We can duplicate it to increase the effect.
Glow
Then, I added some glow to increase the dreamy effect. It is a usual recourse in cinema to have a bright environment, with glow and diffuse edges, therefore, I added this bright effect to give the idea of hallucination.
Finally, we will add a merge note, in order to merge the dreamy footage behind the original one.
Add glass and dust
We will choose one glass and one dust video footage from our VFX library, in order to blend them over the image.
Then, I added a time offset note in the dust footage in order to make it start from frame 22, since from that frame it looked more natural to blend it.
Then I added an Oflow note to both footages in order to slow them down.

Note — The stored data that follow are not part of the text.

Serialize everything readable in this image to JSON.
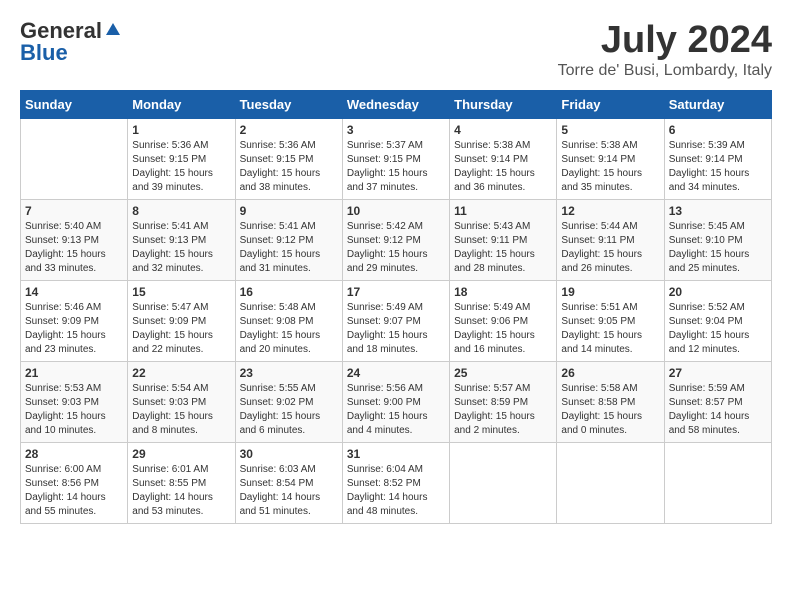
{
  "logo": {
    "general": "General",
    "blue": "Blue"
  },
  "title": "July 2024",
  "location": "Torre de' Busi, Lombardy, Italy",
  "days_of_week": [
    "Sunday",
    "Monday",
    "Tuesday",
    "Wednesday",
    "Thursday",
    "Friday",
    "Saturday"
  ],
  "weeks": [
    [
      {
        "day": "",
        "sunrise": "",
        "sunset": "",
        "daylight": "",
        "empty": true
      },
      {
        "day": "1",
        "sunrise": "Sunrise: 5:36 AM",
        "sunset": "Sunset: 9:15 PM",
        "daylight": "Daylight: 15 hours and 39 minutes."
      },
      {
        "day": "2",
        "sunrise": "Sunrise: 5:36 AM",
        "sunset": "Sunset: 9:15 PM",
        "daylight": "Daylight: 15 hours and 38 minutes."
      },
      {
        "day": "3",
        "sunrise": "Sunrise: 5:37 AM",
        "sunset": "Sunset: 9:15 PM",
        "daylight": "Daylight: 15 hours and 37 minutes."
      },
      {
        "day": "4",
        "sunrise": "Sunrise: 5:38 AM",
        "sunset": "Sunset: 9:14 PM",
        "daylight": "Daylight: 15 hours and 36 minutes."
      },
      {
        "day": "5",
        "sunrise": "Sunrise: 5:38 AM",
        "sunset": "Sunset: 9:14 PM",
        "daylight": "Daylight: 15 hours and 35 minutes."
      },
      {
        "day": "6",
        "sunrise": "Sunrise: 5:39 AM",
        "sunset": "Sunset: 9:14 PM",
        "daylight": "Daylight: 15 hours and 34 minutes."
      }
    ],
    [
      {
        "day": "7",
        "sunrise": "Sunrise: 5:40 AM",
        "sunset": "Sunset: 9:13 PM",
        "daylight": "Daylight: 15 hours and 33 minutes."
      },
      {
        "day": "8",
        "sunrise": "Sunrise: 5:41 AM",
        "sunset": "Sunset: 9:13 PM",
        "daylight": "Daylight: 15 hours and 32 minutes."
      },
      {
        "day": "9",
        "sunrise": "Sunrise: 5:41 AM",
        "sunset": "Sunset: 9:12 PM",
        "daylight": "Daylight: 15 hours and 31 minutes."
      },
      {
        "day": "10",
        "sunrise": "Sunrise: 5:42 AM",
        "sunset": "Sunset: 9:12 PM",
        "daylight": "Daylight: 15 hours and 29 minutes."
      },
      {
        "day": "11",
        "sunrise": "Sunrise: 5:43 AM",
        "sunset": "Sunset: 9:11 PM",
        "daylight": "Daylight: 15 hours and 28 minutes."
      },
      {
        "day": "12",
        "sunrise": "Sunrise: 5:44 AM",
        "sunset": "Sunset: 9:11 PM",
        "daylight": "Daylight: 15 hours and 26 minutes."
      },
      {
        "day": "13",
        "sunrise": "Sunrise: 5:45 AM",
        "sunset": "Sunset: 9:10 PM",
        "daylight": "Daylight: 15 hours and 25 minutes."
      }
    ],
    [
      {
        "day": "14",
        "sunrise": "Sunrise: 5:46 AM",
        "sunset": "Sunset: 9:09 PM",
        "daylight": "Daylight: 15 hours and 23 minutes."
      },
      {
        "day": "15",
        "sunrise": "Sunrise: 5:47 AM",
        "sunset": "Sunset: 9:09 PM",
        "daylight": "Daylight: 15 hours and 22 minutes."
      },
      {
        "day": "16",
        "sunrise": "Sunrise: 5:48 AM",
        "sunset": "Sunset: 9:08 PM",
        "daylight": "Daylight: 15 hours and 20 minutes."
      },
      {
        "day": "17",
        "sunrise": "Sunrise: 5:49 AM",
        "sunset": "Sunset: 9:07 PM",
        "daylight": "Daylight: 15 hours and 18 minutes."
      },
      {
        "day": "18",
        "sunrise": "Sunrise: 5:49 AM",
        "sunset": "Sunset: 9:06 PM",
        "daylight": "Daylight: 15 hours and 16 minutes."
      },
      {
        "day": "19",
        "sunrise": "Sunrise: 5:51 AM",
        "sunset": "Sunset: 9:05 PM",
        "daylight": "Daylight: 15 hours and 14 minutes."
      },
      {
        "day": "20",
        "sunrise": "Sunrise: 5:52 AM",
        "sunset": "Sunset: 9:04 PM",
        "daylight": "Daylight: 15 hours and 12 minutes."
      }
    ],
    [
      {
        "day": "21",
        "sunrise": "Sunrise: 5:53 AM",
        "sunset": "Sunset: 9:03 PM",
        "daylight": "Daylight: 15 hours and 10 minutes."
      },
      {
        "day": "22",
        "sunrise": "Sunrise: 5:54 AM",
        "sunset": "Sunset: 9:03 PM",
        "daylight": "Daylight: 15 hours and 8 minutes."
      },
      {
        "day": "23",
        "sunrise": "Sunrise: 5:55 AM",
        "sunset": "Sunset: 9:02 PM",
        "daylight": "Daylight: 15 hours and 6 minutes."
      },
      {
        "day": "24",
        "sunrise": "Sunrise: 5:56 AM",
        "sunset": "Sunset: 9:00 PM",
        "daylight": "Daylight: 15 hours and 4 minutes."
      },
      {
        "day": "25",
        "sunrise": "Sunrise: 5:57 AM",
        "sunset": "Sunset: 8:59 PM",
        "daylight": "Daylight: 15 hours and 2 minutes."
      },
      {
        "day": "26",
        "sunrise": "Sunrise: 5:58 AM",
        "sunset": "Sunset: 8:58 PM",
        "daylight": "Daylight: 15 hours and 0 minutes."
      },
      {
        "day": "27",
        "sunrise": "Sunrise: 5:59 AM",
        "sunset": "Sunset: 8:57 PM",
        "daylight": "Daylight: 14 hours and 58 minutes."
      }
    ],
    [
      {
        "day": "28",
        "sunrise": "Sunrise: 6:00 AM",
        "sunset": "Sunset: 8:56 PM",
        "daylight": "Daylight: 14 hours and 55 minutes."
      },
      {
        "day": "29",
        "sunrise": "Sunrise: 6:01 AM",
        "sunset": "Sunset: 8:55 PM",
        "daylight": "Daylight: 14 hours and 53 minutes."
      },
      {
        "day": "30",
        "sunrise": "Sunrise: 6:03 AM",
        "sunset": "Sunset: 8:54 PM",
        "daylight": "Daylight: 14 hours and 51 minutes."
      },
      {
        "day": "31",
        "sunrise": "Sunrise: 6:04 AM",
        "sunset": "Sunset: 8:52 PM",
        "daylight": "Daylight: 14 hours and 48 minutes."
      },
      {
        "day": "",
        "sunrise": "",
        "sunset": "",
        "daylight": "",
        "empty": true
      },
      {
        "day": "",
        "sunrise": "",
        "sunset": "",
        "daylight": "",
        "empty": true
      },
      {
        "day": "",
        "sunrise": "",
        "sunset": "",
        "daylight": "",
        "empty": true
      }
    ]
  ]
}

As both footages have an embed alpha channel, we can premultiply them to merge them over the image with no need to do any keyer.
Before mergiun them, we will add a reformat to make them match with the original video source, and a transform to locate them in the place of the frame that we want to make the collision come from, adjusting also the scale, rotation and position.
Now, we can merge it over the image and adjust different parameters to blend it better.
I added a grade note to the dust to make it darker, and blend it better with the background.
Then, I added a colour correct to the dust to bright it up naturally trying to get rid of the dark edges, and to the glass to make them white instead of blue, and try to delete the dark edges too.
Finally, I added a filter erode and blur only for the alpha channel, in order to soft the edges completely and blend the footage perfectly over the image.
Once we are happy with all the parameters setting, we can export the footage in Apple ProRes 244HQ as we were asked, matching the color space anf FPS with the original footage.
Script overview
Corrections
This was the first version of the footage.
After this submitting this version, I was asked to increase the dream effect, add some more elements as dust to increase the sensation of the crash, and delete the light ray that can be seen at the right of the footage.
In the next version, I corrected the green screen, and I added some dust in the shot.
Finally, I was asked to increase the dreamy effect, so I added the motion blur, the blur and the glow, obtaining the final version.
Difficulties and conclusion
I did not face any big difficulty since the green screen was really well lightened and the footage which needed to be merged had the alpha channel already on it. This was the proof of how helpful is to have a well shooted green screen, in comparison with the ones that we shooted in class, not with such a professional level.
Anyway, I found it challenging to find the way to have a adreamy effect, and to make it in Nuke, since we did not use those tools before in order to distort the reality. It is really interesting to use the Nuke tools in a creative way, using notes that we would normally use in order to make something look more realistic with the opposite purpose.